Privacy, il buco nelle app mediche

Secondo lo studio condotto 26 Garanti Privacy in tutto il mondo, la metà delle applicazioni non fornisce agli utenti un'informativa adeguata o raccoglie troppi dati

Roma - Il Garante della Privacy ha presentato i risultati dell'indagine avviata lo scorso maggio per verificare il rispetto della normativa italiana sulla protezione dati da parte di applicazioni che utilizzano dati sanitari.

Il dato complessivo è che non c'è molta considerazione per la delicatezza con cui i dati medici dovrebbero essere trattati: secondo quanto si legge dallo studio, su un totale di oltre 1200 applicazioni esaminate, appena il 15 per cento risulta dotato di un'informativa privacy realmente chiara.

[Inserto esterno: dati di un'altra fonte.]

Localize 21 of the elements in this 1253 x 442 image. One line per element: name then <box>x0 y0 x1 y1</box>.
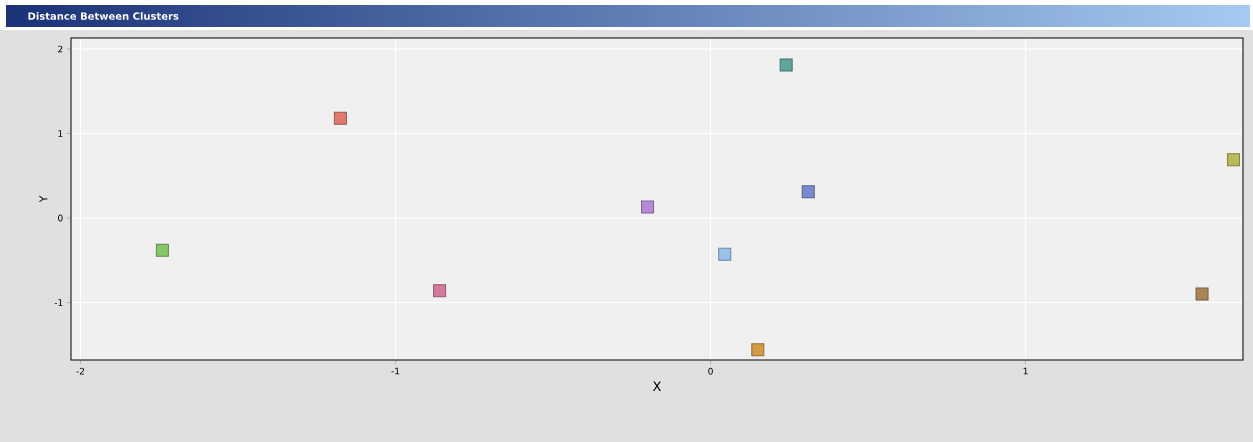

Nel dettaglio, un'app su due tra quelle a sfondo medico italiane e straniere analizzate dagli incaricati del Garante, scelte a campione tra le più scaricate disponibili sulle varie piattaforme (Android, iOS, Windows etc.) non fornisce agli utenti un'informativa prima del download o chiede dati eccessivi rispetto alle funzionalità offerte. In molti casi, poi, l'informativa privacy non viene adattata alle ridotte dimensioni del monitor, risultando così poco leggibile, o viene collocata in sezioni riguardanti, ad esempio, le caratteristiche tecniche dello smartphone o del tablet. 
L'indagine in questione è stata promossa a livello mondiale dal Global Privacy Enforcement Network (GPEN): alto è l'interesse nei confronti di queste applicazioni delle tecnologie mobile, tanto che secondo la Commissione Europea >entro il 2017 saranno 3,4 miliardi le persone in possesso di uno smartphone e la metà di loro utilizzerà app dedicate alla salute.

Il Garante ha fatto sapere che a seguito di questi risultati sta valutando le azioni da intraprendere: non è escluso l'arrivo di multe.